Here's an interesting tidbit: "It is popular with workers in overachieving, highly productive economies such as those in Japan and South Korea." It sounds like Bush should be promoting meth labs to jump start the economy!

#1 B.S. statistic in this story: "Although there are no government or private statistics on meth use in the workplace, a major national survey in 2002 found that an estimated 77% of people who use drugs of any type are employed." This is so meaningless that I am disgusted that an editor let this eat up a column-inch of newsprint, even with the disclaimer in front. I guess I'm glad to hear that only 23% of drug users rely on mugging people like me to support their habits, but it has nothing to do with whether people use the stuff at work. That's like saying, "We don't know how many people work in their homes, but 77% of homeowners are employed."

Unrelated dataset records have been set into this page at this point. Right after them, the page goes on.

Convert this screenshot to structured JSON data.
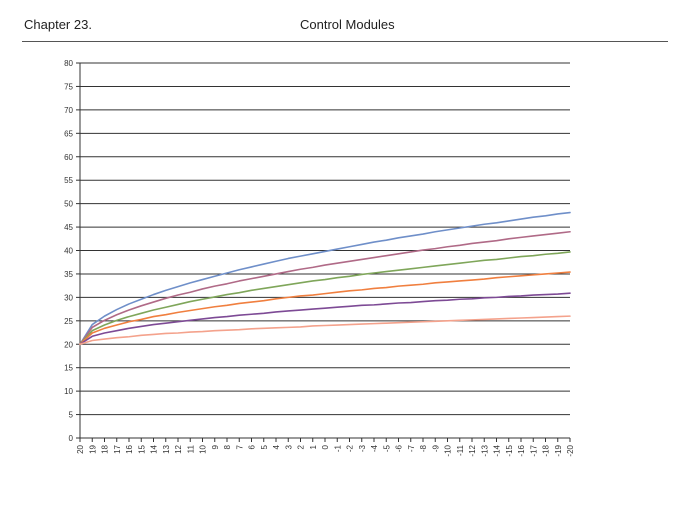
{
  "header": {
    "chapter": "Chapter 23.",
    "title": "Control Modules"
  },
  "chart_data": {
    "type": "line",
    "title": "",
    "xlabel": "",
    "ylabel": "",
    "ylim": [
      0,
      80
    ],
    "yticks": [
      0,
      5,
      10,
      15,
      20,
      25,
      30,
      35,
      40,
      45,
      50,
      55,
      60,
      65,
      70,
      75,
      80
    ],
    "categories": [
      "20",
      "19",
      "18",
      "17",
      "16",
      "15",
      "14",
      "13",
      "12",
      "11",
      "10",
      "9",
      "8",
      "7",
      "6",
      "5",
      "4",
      "3",
      "2",
      "1",
      "0",
      "-1",
      "-2",
      "-3",
      "-4",
      "-5",
      "-6",
      "-7",
      "-8",
      "-9",
      "-10",
      "-11",
      "-12",
      "-13",
      "-14",
      "-15",
      "-16",
      "-17",
      "-18",
      "-19",
      "-20"
    ],
    "grid": "horizontal",
    "legend": "none",
    "series": [
      {
        "color": "#6f8fc9",
        "values": [
          20.0,
          24.2,
          26.0,
          27.4,
          28.6,
          29.6,
          30.6,
          31.5,
          32.3,
          33.1,
          33.8,
          34.5,
          35.2,
          35.9,
          36.5,
          37.1,
          37.7,
          38.3,
          38.8,
          39.3,
          39.8,
          40.3,
          40.8,
          41.3,
          41.8,
          42.2,
          42.7,
          43.1,
          43.5,
          44.0,
          44.4,
          44.8,
          45.2,
          45.6,
          45.9,
          46.3,
          46.7,
          47.1,
          47.4,
          47.8,
          48.1
        ]
      },
      {
        "color": "#b06a87",
        "values": [
          20.0,
          23.6,
          25.1,
          26.3,
          27.3,
          28.2,
          29.0,
          29.8,
          30.5,
          31.1,
          31.8,
          32.4,
          32.9,
          33.5,
          34.0,
          34.5,
          35.0,
          35.5,
          36.0,
          36.4,
          36.9,
          37.3,
          37.7,
          38.1,
          38.5,
          38.9,
          39.3,
          39.7,
          40.1,
          40.4,
          40.8,
          41.1,
          41.5,
          41.8,
          42.1,
          42.5,
          42.8,
          43.1,
          43.4,
          43.7,
          44.0
        ]
      },
      {
        "color": "#7fa65a",
        "values": [
          20.0,
          22.9,
          24.1,
          25.1,
          25.9,
          26.6,
          27.3,
          27.9,
          28.5,
          29.1,
          29.6,
          30.1,
          30.6,
          31.0,
          31.5,
          31.9,
          32.3,
          32.7,
          33.1,
          33.5,
          33.8,
          34.2,
          34.5,
          34.9,
          35.2,
          35.5,
          35.8,
          36.1,
          36.4,
          36.7,
          37.0,
          37.3,
          37.6,
          37.9,
          38.1,
          38.4,
          38.7,
          38.9,
          39.2,
          39.4,
          39.7
        ]
      },
      {
        "color": "#f07f3f",
        "values": [
          20.0,
          22.4,
          23.4,
          24.1,
          24.8,
          25.3,
          25.9,
          26.3,
          26.8,
          27.2,
          27.6,
          28.0,
          28.3,
          28.7,
          29.0,
          29.3,
          29.7,
          30.0,
          30.3,
          30.5,
          30.8,
          31.1,
          31.4,
          31.6,
          31.9,
          32.1,
          32.4,
          32.6,
          32.8,
          33.1,
          33.3,
          33.5,
          33.7,
          33.9,
          34.2,
          34.4,
          34.6,
          34.8,
          35.0,
          35.2,
          35.4
        ]
      },
      {
        "color": "#7d4a95",
        "values": [
          20.0,
          21.7,
          22.4,
          22.9,
          23.4,
          23.8,
          24.2,
          24.5,
          24.8,
          25.1,
          25.4,
          25.7,
          25.9,
          26.2,
          26.4,
          26.6,
          26.9,
          27.1,
          27.3,
          27.5,
          27.7,
          27.9,
          28.1,
          28.3,
          28.4,
          28.6,
          28.8,
          28.9,
          29.1,
          29.3,
          29.4,
          29.6,
          29.7,
          29.9,
          30.0,
          30.2,
          30.3,
          30.5,
          30.6,
          30.7,
          30.9
        ]
      },
      {
        "color": "#f4a28c",
        "values": [
          20.0,
          20.8,
          21.1,
          21.4,
          21.6,
          21.9,
          22.1,
          22.3,
          22.4,
          22.6,
          22.7,
          22.9,
          23.0,
          23.1,
          23.3,
          23.4,
          23.5,
          23.6,
          23.7,
          23.9,
          24.0,
          24.1,
          24.2,
          24.3,
          24.4,
          24.5,
          24.6,
          24.7,
          24.8,
          24.9,
          25.0,
          25.1,
          25.2,
          25.3,
          25.4,
          25.5,
          25.6,
          25.7,
          25.8,
          25.9,
          26.0
        ]
      }
    ]
  }
}
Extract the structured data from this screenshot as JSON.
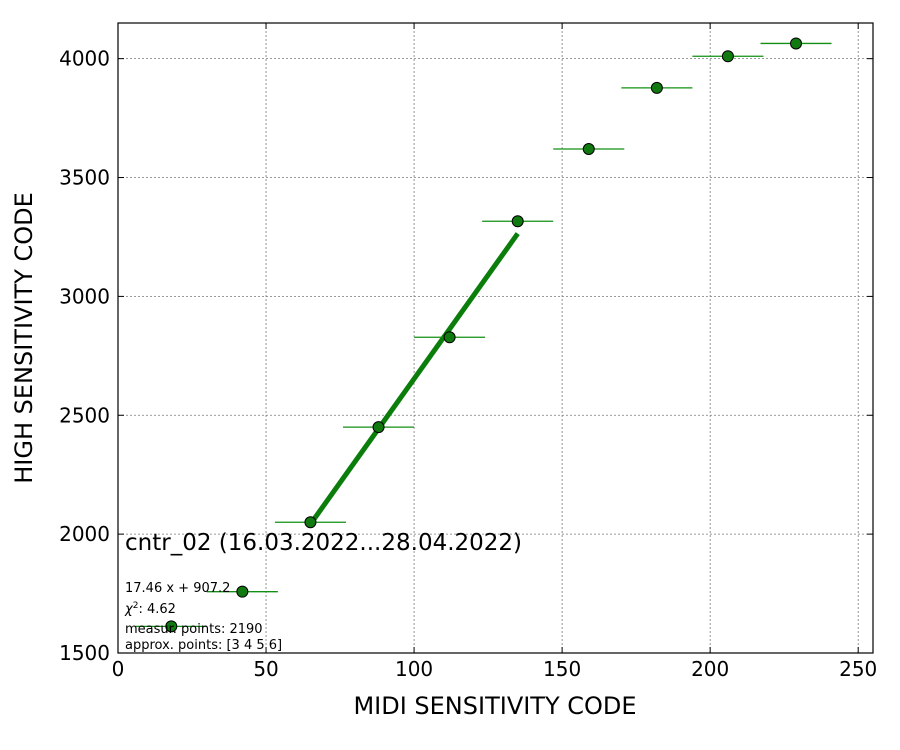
{
  "chart_data": {
    "type": "scatter",
    "xlabel": "MIDI SENSITIVITY CODE",
    "ylabel": "HIGH SENSITIVITY CODE",
    "xlim": [
      0,
      255
    ],
    "ylim": [
      1500,
      4150
    ],
    "xticks": [
      0,
      50,
      100,
      150,
      200,
      250
    ],
    "yticks": [
      1500,
      2000,
      2500,
      3000,
      3500,
      4000
    ],
    "grid": true,
    "title": "cntr_02 (16.03.2022...28.04.2022)",
    "annotations": {
      "fit": "17.46 x + 907.2",
      "chi2_label": "χ",
      "chi2_value": ": 4.62",
      "measure": "measur. points: 2190",
      "approx": "approx. points: [3 4 5 6]"
    },
    "points": [
      {
        "x": 18,
        "y": 1612,
        "xerr": 12
      },
      {
        "x": 42,
        "y": 1758,
        "xerr": 12
      },
      {
        "x": 65,
        "y": 2050,
        "xerr": 12
      },
      {
        "x": 88,
        "y": 2450,
        "xerr": 12
      },
      {
        "x": 112,
        "y": 2828,
        "xerr": 12
      },
      {
        "x": 135,
        "y": 3316,
        "xerr": 12
      },
      {
        "x": 159,
        "y": 3620,
        "xerr": 12
      },
      {
        "x": 182,
        "y": 3877,
        "xerr": 12
      },
      {
        "x": 206,
        "y": 4010,
        "xerr": 12
      },
      {
        "x": 229,
        "y": 4064,
        "xerr": 12
      }
    ],
    "fit_line": {
      "slope": 17.46,
      "intercept": 907.2,
      "x_range": [
        65,
        135
      ]
    },
    "colors": {
      "points": "#107a10",
      "fit": "#0a7d0a",
      "errorbar": "#138f13",
      "grid": "#7a7a7a"
    }
  }
}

Wal-Mart sponsored a study in their home county in Arkansas that found that "meth use cost area employers $21 million last year — about $42,000 per affected worker — in higher absenteeism and health costs." Maybe if Wal-Mart paid their employees more, they would be able to buy better drugs that didn't cause as many problems. Or maybe those employees wouldn't feel that their lives were so miserable that they needed drugs to escape them.

I do not mean to make light of the meth problem. Unlike other drugs, this one has hit even small town America pretty hard, and illicit meth labs have caused who-knows-how-many explosions, sometimes in apartment buildings with lots of innocent victims. It has become established enough in our culture over the last decade to pop up in songs by Bruce Springsteen and James McMurtry (three times on one album!), among others. On the other hand, it is hard to read an article like this, then look around the office and imagine a bunch of my co-workers speeding on meth.